5. MSK’s research strives to improve BMTs and make them more accessible.
MSK has nationally recognized research efforts focused on new ways to make transplants more effective for more people. One major challenge is controlling the disease well enough so patients are healthy enough to undergo a transplant. “We are getting better at doing that, by using newer chemotherapies as well as targeted therapies and immunotherapies,” Dr. Perales says.
Efforts also focus on making transplants available to everyone who needs them. At the American Society of Hematology meeting in December 2022, a team led by hematologic oncologists Boglarka Gyurkocza, MD, and Karthik Nath, MBBS, PhD, reported on how MSK works to overcome barriers to offering this treatment to patients.
In addition to using cord blood transplants, MSK has developed other ways to allow people without a perfectly matched donor to receive transplants from a family member or unrelated donor who is only a partial match. This alternative donor program is led by BMT specialist Brian Shaffer, MD. “When I consult with a patient, one of the first things I say to them is, ‘I am confident we will find you a donor,’ ” Dr. Perales says.
6. MSK treats rare cancers with stem cell transplants, too.

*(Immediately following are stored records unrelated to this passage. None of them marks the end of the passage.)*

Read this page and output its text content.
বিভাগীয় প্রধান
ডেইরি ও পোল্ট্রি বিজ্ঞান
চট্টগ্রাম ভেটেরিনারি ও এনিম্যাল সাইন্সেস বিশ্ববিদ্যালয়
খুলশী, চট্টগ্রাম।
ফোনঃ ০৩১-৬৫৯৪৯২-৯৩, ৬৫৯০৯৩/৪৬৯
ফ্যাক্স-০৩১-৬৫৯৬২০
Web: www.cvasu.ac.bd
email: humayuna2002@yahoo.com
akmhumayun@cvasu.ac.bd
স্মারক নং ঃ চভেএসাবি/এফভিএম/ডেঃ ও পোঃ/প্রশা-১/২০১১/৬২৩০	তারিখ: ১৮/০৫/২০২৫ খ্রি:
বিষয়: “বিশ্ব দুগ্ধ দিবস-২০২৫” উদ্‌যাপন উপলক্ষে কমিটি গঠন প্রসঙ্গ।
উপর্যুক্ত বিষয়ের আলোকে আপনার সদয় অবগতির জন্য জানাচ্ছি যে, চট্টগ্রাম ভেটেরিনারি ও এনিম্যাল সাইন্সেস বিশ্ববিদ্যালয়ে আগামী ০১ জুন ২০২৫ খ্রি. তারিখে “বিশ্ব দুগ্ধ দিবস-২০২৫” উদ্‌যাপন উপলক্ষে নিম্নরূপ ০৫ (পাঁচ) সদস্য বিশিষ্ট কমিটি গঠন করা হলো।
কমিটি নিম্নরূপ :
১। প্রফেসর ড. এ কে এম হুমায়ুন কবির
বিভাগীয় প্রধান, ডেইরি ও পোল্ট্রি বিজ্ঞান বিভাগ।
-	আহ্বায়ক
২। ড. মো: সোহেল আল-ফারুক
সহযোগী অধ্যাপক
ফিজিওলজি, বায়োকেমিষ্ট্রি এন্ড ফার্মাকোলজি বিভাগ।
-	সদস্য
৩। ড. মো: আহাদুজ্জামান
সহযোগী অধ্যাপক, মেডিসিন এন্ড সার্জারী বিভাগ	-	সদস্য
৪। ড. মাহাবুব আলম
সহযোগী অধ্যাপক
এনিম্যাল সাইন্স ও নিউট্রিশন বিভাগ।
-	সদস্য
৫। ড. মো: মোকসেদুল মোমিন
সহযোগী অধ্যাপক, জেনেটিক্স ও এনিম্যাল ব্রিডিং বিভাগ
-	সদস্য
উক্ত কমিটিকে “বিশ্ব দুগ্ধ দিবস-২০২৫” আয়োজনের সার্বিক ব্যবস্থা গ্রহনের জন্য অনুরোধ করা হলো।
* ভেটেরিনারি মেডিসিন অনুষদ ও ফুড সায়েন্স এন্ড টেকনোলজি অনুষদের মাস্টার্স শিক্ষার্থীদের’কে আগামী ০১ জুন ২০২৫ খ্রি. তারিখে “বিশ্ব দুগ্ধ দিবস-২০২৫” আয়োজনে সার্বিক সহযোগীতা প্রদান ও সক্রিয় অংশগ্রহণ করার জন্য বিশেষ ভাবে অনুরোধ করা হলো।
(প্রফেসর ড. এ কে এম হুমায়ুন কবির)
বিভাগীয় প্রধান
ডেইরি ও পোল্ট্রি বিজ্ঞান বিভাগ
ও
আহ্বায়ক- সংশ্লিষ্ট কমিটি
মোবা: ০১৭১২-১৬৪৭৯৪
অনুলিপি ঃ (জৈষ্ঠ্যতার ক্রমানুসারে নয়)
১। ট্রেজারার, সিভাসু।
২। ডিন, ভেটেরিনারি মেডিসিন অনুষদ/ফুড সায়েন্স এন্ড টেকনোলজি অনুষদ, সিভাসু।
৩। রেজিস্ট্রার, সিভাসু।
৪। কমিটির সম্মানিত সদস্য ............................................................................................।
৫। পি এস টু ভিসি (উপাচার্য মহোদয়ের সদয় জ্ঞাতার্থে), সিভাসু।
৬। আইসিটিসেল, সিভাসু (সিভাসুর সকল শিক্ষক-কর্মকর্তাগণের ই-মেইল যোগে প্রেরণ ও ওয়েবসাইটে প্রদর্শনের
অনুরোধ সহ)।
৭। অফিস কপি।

While BMTs typically treat common blood cancers like leukemia, lymphoma, multiple myeloma, and myelodysplastic syndrome, they can also treat less common disorders, including systemic amyloidosis and central nervous system (CNS) lymphoma. MSK has experts who specialize in treating these rare cancers with transplants.
The MSK Kids team also uses BMTs to treat children with certain inherited noncancerous blood disorders. “We expect to expand care to adults with inherited disorders as well, now that promising treatments like gene therapy for sickle cell anemia have received approval from the U.S. Food and Drug Administration,” Dr. Perales notes.
7. MSK offers BMT care at many locations outside of Manhattan.
People having BMTs can receive some of their care at our regional sites, including MSK Commack and MSK Nassau on Long Island and MSK Westchester. It will soon be available at MSK Monmouth in New Jersey as well.
MSK’s newest location in Brooklyn, Memorial Medical Care, PC, also houses dedicated blood cancer treatment and bone marrow transplant experts. “We are excited that we have been able to make ourselves more available to patients who live in New York City but find it difficult to travel into Manhattan,” Dr. Perales says.
8. MSK has been a leader in providing innovative BMT treatments for 50 years.
In 1973, MSK pediatric oncologist Richard O’Reilly, MD, pioneered the development of the first bone marrow transplant for a pediatric patient without a sibling who was a proper match. The patient received bone marrow from an unrelated donor who was found to be a match. This type of transplant has dramatically expanded treatment options for patients of all ages with blood cancers — not just at MSK, but worldwide.